Ante la falta de insumos para producir Coca-Cola, los alemanes pensaron en inventar un nuevo producto que pudiera satisfacer la demanda de bebida carbonatada. Max Keith, el jefe de la filial germana de la compañía Coca-Cola, puso manos a la obra. Fue entonces cuando se creó Fanta, una bebida gasificada cuyos sabores más conocidos son naranja y limón.
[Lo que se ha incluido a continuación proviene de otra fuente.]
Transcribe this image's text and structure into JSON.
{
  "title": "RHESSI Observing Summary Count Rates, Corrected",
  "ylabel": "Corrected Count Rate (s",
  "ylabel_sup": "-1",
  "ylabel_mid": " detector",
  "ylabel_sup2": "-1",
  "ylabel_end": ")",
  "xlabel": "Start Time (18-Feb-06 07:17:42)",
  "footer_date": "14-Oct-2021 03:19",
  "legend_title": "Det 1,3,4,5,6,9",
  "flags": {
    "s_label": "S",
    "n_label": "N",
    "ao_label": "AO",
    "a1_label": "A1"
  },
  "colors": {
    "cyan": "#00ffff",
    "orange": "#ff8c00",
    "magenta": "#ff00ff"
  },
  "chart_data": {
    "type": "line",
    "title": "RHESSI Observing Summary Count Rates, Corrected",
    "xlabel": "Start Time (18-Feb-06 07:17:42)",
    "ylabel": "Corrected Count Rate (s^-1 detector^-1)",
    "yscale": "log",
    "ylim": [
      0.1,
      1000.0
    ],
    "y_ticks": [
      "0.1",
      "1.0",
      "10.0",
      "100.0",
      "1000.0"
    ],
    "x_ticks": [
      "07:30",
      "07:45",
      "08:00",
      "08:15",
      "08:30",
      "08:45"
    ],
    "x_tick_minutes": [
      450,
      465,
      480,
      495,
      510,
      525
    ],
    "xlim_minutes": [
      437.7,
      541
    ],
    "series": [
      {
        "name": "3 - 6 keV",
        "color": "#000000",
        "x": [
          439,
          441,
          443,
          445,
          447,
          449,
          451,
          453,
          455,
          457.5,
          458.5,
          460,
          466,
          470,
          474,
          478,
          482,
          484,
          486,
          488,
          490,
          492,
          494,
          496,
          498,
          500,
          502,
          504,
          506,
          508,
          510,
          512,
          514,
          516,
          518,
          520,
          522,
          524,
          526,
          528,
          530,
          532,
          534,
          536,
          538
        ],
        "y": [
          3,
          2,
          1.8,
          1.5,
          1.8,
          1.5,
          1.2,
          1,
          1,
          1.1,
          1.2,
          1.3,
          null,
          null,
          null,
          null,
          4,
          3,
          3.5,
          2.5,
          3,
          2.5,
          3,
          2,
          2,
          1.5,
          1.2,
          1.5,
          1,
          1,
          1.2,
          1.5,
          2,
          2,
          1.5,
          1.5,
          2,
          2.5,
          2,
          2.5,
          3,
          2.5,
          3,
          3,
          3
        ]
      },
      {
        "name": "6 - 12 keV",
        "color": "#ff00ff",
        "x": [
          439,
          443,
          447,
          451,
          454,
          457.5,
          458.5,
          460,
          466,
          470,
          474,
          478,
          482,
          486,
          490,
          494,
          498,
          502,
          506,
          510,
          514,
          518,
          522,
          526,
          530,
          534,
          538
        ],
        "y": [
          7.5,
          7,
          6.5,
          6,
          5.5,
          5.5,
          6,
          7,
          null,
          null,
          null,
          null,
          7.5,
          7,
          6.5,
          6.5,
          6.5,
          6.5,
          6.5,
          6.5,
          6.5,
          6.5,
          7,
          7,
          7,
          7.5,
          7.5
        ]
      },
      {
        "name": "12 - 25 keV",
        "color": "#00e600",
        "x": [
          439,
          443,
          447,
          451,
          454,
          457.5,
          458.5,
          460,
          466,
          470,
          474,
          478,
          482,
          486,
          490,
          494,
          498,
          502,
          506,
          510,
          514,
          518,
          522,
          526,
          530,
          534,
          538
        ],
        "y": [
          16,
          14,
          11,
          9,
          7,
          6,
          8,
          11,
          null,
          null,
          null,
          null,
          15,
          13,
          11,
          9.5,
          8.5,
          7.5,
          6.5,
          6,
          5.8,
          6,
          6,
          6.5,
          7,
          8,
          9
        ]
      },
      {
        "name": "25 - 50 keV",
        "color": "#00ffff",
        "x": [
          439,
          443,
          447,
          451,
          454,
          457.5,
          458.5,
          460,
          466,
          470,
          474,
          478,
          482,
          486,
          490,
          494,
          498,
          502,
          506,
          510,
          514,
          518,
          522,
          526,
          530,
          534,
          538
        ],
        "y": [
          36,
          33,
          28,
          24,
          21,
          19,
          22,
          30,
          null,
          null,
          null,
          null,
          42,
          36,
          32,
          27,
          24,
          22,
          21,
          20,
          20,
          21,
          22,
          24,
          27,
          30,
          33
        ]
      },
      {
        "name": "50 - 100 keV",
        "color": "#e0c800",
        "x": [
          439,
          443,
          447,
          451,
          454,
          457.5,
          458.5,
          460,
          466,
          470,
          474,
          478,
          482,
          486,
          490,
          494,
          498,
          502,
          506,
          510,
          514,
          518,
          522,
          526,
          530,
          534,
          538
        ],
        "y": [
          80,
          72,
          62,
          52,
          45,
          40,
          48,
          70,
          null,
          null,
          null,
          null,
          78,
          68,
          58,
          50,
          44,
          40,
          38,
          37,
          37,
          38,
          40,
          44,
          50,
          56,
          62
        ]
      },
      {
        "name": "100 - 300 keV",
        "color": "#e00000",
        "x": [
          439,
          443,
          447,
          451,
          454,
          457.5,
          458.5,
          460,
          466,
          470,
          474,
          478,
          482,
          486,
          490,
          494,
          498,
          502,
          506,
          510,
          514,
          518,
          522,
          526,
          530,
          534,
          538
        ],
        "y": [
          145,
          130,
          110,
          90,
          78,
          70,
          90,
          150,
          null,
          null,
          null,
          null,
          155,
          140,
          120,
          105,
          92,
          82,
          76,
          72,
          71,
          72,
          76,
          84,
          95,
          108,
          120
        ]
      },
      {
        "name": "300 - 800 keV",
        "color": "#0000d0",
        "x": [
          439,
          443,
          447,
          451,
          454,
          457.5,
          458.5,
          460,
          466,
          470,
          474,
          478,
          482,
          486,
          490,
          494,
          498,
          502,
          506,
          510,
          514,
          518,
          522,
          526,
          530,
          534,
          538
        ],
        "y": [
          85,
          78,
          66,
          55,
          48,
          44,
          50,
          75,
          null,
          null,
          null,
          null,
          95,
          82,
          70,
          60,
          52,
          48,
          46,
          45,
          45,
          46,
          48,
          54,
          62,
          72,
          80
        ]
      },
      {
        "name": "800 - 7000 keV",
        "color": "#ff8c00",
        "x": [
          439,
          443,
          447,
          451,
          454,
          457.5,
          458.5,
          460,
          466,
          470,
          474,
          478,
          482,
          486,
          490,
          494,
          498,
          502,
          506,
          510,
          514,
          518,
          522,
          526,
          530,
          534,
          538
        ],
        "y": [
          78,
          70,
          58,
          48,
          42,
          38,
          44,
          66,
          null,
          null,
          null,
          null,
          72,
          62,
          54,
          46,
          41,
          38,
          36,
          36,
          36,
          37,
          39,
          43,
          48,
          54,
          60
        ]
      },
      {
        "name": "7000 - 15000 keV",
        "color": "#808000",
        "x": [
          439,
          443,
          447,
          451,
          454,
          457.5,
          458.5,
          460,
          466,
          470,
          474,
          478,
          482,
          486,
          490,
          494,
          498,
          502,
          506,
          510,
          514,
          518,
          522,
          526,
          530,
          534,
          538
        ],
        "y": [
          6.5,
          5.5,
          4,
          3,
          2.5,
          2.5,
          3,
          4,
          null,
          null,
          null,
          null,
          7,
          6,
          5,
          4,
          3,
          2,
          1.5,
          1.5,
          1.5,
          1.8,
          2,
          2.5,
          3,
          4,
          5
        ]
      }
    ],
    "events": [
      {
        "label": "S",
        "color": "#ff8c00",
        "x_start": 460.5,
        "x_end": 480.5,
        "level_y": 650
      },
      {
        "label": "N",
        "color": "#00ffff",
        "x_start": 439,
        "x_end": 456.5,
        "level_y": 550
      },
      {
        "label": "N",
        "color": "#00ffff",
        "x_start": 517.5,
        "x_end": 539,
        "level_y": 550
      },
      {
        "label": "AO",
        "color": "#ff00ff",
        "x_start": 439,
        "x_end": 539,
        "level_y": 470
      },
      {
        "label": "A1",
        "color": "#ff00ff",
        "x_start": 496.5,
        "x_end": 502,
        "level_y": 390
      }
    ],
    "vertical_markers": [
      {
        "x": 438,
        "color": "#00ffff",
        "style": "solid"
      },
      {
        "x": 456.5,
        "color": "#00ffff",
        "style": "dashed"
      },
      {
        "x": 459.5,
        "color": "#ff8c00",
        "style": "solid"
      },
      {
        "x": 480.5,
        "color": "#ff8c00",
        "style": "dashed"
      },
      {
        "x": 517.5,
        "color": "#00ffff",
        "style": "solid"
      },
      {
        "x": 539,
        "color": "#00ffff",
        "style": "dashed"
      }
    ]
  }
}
La planta organizó un concurso entre los empleados para bautizar el refresco. Se pidió a los trabajadores dejar volar su imaginación o su “fantasie”, en alemán. Cuando Joe Knipp, uno de los más antiguos vendedores de la empresa, escuchó esa palabra, no lo dudó: dijo “¡Fanta!” Desde entonces la bebida quedaría inmortalizada. Por otra parte, el sabor de Fanta no es casual. Dicen que “la necesidad tiene cara de hereje”, y así sucedió en este caso. La bebida tenía que ser elaborada con insumos accesibles en esa Alemania en plena guerra. Así, aunque parezca increíble los ingredientes originales de Fanta fueron queso, sidra y azúcar. Más allá de la necesidad de insumos, no se habría podido producir la Coca-Cola porque esta  tiene una fórmula secreta –conocida como 7X- que la compañía guarda celosamente. Por más que hubieran tenido los ingredientes, no había manera de reproducir exactamente el sabor original.

El nuevo producto fue lanzado en 1941; dos años más tarde, se consumían nada menos que tres millones anuales de botellas de Fanta en Alemania. Tuvo tanto éxito en el mercado, que finalizados los conflictos bélicos la compañía Coca-Cola compraría la marca.

Luego, cuando los prisioneros de guerra alemanes llegaron a Nueva York, se sorprendieron de ver carteles publicitarios de Coca-Cola en toda la ciudad; habían creído que se trataba de una marca alemana. Paradójicamente, Estados Unidos había vendido uno de sus productos más representativos, en forma masiva, a quien luego se transformaría en su enemigo encarnizado: la Alemania de Hitler.